While “timing is everything” might be a decent life mantra, it couldn’t be more wrong here. Mere mortals can’t “time the markets”—or pick the exact point at which to buy and sell stocks to optimize returns—because markets move too quickly. Investors who try are just as likely to do it wrong—that is, to panic-sell when things are falling or panic-buy when things are soaring.
In the UBS survey, more than half of millennials said they regretted “selling investments at an inopportune time.” And nearly seven in 10 said they regretted not investing more in the stock market as it was recovering after the recession.
What’s a better strategy than trying (and, often, failing) to time the market? Sticking to a diversified, long-term investment plan.
Here’s a recipe for disaster: You sign up for your first company retirement plan, select some mutual funds, then don’t make changes for years. Why is that bad? Because you risk letting market fluctuations dictate the makeup of your portfolio and after awhile, you could end up with a breakdown of stocks and bonds that doesn’t serve your goals (such as too many or too few stocks).
So check up on your choices at least once a year, and decide if you want to stick with the current mix or make some changes.
You’ve heard about the value of diversification and not putting all your eggs in one basket. So you pick four or five mutual funds, then when the market drops, so do all your funds. What’s going on here?
Even relatively savvy investors may make this mistake, and newbies almost always do. The fact is, stock funds often contain the same, or very similar, investments. Look up the holdings within your funds, and you’re likely to find the top 10 all include Apple, Microsoft and GE. Translation: Your “diversification” wasn’t diversification at all.
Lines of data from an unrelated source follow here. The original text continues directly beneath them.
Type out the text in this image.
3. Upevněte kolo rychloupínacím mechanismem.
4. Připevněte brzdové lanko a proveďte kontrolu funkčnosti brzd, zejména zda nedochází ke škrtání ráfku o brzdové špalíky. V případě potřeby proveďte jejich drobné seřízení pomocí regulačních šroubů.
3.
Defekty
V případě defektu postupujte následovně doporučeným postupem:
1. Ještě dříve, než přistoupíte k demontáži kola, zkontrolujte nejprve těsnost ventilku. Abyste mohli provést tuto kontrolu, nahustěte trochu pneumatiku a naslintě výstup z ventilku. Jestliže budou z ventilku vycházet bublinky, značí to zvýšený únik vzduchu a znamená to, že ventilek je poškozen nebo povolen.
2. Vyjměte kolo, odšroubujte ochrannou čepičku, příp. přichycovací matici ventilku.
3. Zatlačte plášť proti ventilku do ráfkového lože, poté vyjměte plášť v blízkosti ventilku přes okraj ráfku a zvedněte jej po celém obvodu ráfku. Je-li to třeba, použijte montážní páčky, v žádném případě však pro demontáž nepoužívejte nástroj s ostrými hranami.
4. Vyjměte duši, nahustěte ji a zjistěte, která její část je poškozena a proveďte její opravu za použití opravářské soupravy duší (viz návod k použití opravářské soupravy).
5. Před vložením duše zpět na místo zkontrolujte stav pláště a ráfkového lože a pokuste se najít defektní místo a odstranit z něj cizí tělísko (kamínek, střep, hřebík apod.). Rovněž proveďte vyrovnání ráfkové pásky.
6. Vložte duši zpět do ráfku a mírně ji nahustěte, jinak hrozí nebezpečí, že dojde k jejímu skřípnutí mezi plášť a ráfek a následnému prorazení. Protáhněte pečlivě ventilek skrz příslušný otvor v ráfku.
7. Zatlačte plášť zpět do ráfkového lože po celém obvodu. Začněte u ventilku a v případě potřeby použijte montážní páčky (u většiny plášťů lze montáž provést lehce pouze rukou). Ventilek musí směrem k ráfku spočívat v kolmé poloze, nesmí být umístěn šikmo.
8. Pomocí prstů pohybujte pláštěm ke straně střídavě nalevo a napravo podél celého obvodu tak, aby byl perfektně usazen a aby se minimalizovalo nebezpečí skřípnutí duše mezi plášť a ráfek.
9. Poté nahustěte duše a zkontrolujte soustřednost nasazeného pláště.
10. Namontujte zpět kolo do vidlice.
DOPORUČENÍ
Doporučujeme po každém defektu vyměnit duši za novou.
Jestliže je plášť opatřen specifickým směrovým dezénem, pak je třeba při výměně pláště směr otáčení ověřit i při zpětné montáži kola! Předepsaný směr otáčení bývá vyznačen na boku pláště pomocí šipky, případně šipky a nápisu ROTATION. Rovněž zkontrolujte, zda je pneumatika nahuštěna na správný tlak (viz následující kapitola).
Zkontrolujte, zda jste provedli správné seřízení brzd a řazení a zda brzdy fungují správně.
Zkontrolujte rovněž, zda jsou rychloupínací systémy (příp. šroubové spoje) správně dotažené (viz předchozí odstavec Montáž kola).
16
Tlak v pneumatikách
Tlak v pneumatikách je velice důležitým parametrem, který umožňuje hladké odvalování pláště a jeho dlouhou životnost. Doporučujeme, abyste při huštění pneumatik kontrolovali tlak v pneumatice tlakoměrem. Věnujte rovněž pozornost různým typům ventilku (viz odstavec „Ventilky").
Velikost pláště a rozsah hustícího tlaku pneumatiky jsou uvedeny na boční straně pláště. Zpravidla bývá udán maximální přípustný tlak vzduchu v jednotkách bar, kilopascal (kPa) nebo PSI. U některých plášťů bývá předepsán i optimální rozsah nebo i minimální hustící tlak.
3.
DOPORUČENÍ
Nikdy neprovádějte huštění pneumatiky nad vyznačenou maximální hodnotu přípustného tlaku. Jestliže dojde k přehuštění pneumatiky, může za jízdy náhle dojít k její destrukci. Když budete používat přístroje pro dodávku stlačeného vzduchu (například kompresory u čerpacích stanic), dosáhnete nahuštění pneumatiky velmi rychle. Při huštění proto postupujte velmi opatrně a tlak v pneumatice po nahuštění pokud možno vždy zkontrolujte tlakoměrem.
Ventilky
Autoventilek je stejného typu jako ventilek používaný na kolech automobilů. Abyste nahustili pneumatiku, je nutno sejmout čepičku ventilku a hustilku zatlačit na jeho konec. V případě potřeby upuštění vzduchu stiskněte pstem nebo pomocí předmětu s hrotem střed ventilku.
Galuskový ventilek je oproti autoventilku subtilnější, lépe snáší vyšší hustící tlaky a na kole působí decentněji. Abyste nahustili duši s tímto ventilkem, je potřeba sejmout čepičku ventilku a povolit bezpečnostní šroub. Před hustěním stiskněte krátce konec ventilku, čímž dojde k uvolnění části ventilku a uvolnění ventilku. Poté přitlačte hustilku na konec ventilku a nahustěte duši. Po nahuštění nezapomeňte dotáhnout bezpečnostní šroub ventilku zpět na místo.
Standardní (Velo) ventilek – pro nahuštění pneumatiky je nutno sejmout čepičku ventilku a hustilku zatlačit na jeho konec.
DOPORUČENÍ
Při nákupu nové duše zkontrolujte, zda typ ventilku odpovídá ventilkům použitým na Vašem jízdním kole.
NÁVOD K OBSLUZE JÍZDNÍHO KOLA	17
Every investment portfolio needs real diversity. For stock allocation, that means investments in the U.S. and abroad, in large, medium and small companies, and in fast-growing and more-established firms. So take a look at the kinds of companies that are held in the funds you’re interested in before you put your money into them. (Many funds will actually indicate their makeup in their name—the Vanguard “Large-Cap” Exchange-Traded Fund invests in large U.S. companies, for example, while the FMI International Fund invests mostly in large companies outside the U.S.)
Many investors, young and old, don’t understand the huge impact that fees can have on their money over the long run. Disguised with names like “expense ratio,” a fee of 1 or 2 percent may seem small, but they add up quickly. High-cost funds can easily eat up one-third or more of the money you should have set aside by age 65.